Это значит, что трудовое воспитание у нас было на недостаточно высоком для уголовника Комарика уровне. Вот ведь угла пошла, прямо хоть в политакадемию записывай.
— Там, где был я, вольнонаемных не видели. А что касается зоны… Как тебе сказать, когда начальник хочет кого-то наказать, он заставляет баланы втроем носить, мало не покажется. У мужиков за сотню килограммов через месяц во-от такая грыжа вываливалась. Так что…
— Ты мне зубы не заговаривай. Ты мне лучше ответь — кто там начальником служит?
Он отложил свой «люгер» и вытащил из кобуры мой «узи». Снял с предохранителя, медленно, любовно взвесил на пальце, проверяя центровку. Перехватил за рукоять. У меня закралось подозрение, что не один я ждал электричку. И сейчас же мне даже немного захотелось, чтобы она не приходила слишком быстро.
Я назвал, кто да что у нас там было. Он еще покачал меня на косвенных. Не знаю, насколько он представлял себе этот лагерь, но вопросы он задавал умные. Сказывалась все-таки выучка. По мере моих ответов он добрел, если так можно выразиться. Он, кажется, начинал верить, что я был там. Но под своим одобрением он подвел черту в лучших традициях углы:
— Не знаю, все сходится, но… все равно не верю. О чем ты, кстати, хотел поговорить?
Я чуть-чуть изменил позу, он тут же выставил вперед мой же «ствол». Судя по всему, обращаться с этим оружием он умел. Да, не тот стал Комарик, каким был когда-то. Больше я не шевелился, я вдруг понял, что стоит мне слишком бурно вздохнуть, и он нажмет на собачку.
— Ты остался один, твоих орлов я сделал. И это доказывает, что я лучше. Тебе нужен исполнитель, я предлагаю помаракать вдвоем. Твоя Прилипала, мои кулаки — нам нет преград, как поется в песне.
— Я тебе не верю. А что касается исполнителей, то мне стоит только свистнуть, их соберется — на изрядную кодлу потянет.
— Я лучше, чем все, кто соберется. И ты это знаешь. А что касается недоверия — испытай меня.
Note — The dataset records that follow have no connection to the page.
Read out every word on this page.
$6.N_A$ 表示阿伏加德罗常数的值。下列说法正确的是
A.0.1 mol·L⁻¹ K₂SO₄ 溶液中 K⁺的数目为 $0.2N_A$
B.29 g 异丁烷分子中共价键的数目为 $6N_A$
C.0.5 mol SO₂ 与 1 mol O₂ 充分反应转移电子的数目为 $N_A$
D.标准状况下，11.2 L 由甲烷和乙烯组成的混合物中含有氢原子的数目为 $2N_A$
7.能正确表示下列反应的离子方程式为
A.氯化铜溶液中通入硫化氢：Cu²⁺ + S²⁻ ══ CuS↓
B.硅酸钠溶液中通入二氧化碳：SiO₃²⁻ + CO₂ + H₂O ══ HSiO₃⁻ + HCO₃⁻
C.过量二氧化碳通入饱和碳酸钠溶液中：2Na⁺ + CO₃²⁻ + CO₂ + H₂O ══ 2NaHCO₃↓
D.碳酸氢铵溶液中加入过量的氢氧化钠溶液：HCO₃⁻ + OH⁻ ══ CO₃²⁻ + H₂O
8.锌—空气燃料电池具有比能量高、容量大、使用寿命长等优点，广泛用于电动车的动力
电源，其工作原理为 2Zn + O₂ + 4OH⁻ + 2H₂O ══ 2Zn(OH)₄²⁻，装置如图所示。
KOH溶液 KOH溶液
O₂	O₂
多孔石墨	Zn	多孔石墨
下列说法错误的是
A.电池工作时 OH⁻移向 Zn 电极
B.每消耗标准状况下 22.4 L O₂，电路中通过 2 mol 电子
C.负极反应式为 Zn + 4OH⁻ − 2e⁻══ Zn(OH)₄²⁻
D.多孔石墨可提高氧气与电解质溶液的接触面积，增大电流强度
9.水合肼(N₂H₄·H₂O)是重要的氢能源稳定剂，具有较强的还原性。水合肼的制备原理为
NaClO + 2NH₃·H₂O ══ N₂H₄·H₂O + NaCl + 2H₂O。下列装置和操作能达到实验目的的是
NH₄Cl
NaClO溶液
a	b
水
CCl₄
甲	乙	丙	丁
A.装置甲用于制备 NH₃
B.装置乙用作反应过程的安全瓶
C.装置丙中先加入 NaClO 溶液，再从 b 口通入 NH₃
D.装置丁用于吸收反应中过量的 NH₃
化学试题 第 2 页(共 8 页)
Он отвел в сторону «узи». Нехотя, словно жалел, что не может его проверить сейчас и на полную обойму.
— Я не знаю, когда ты продашь, может, даже до проверки?
— Ну а если так, будь я мент, разве пошел бы я один, без прикрытия, или хотя бы без микрофона?
— Да, микрофона на тебе нет, я сразу проверил.
Будь на тебе микрофон, я бы тебя уже давно зарезал как цыпленка.
— Так как насчет сотрудничества?
Вдруг он соскочил с верстака и сделал ко мне шага три. Еще таких же три шага, и я попробовал бы атаковать его даже лежа, даже скованный, даже с моим «узи» у него в руках. Но он остановился.
Лампочка сейчас отбрасывала на него такую тень, что он стал зловещим, как какой-нибудь оживший бес.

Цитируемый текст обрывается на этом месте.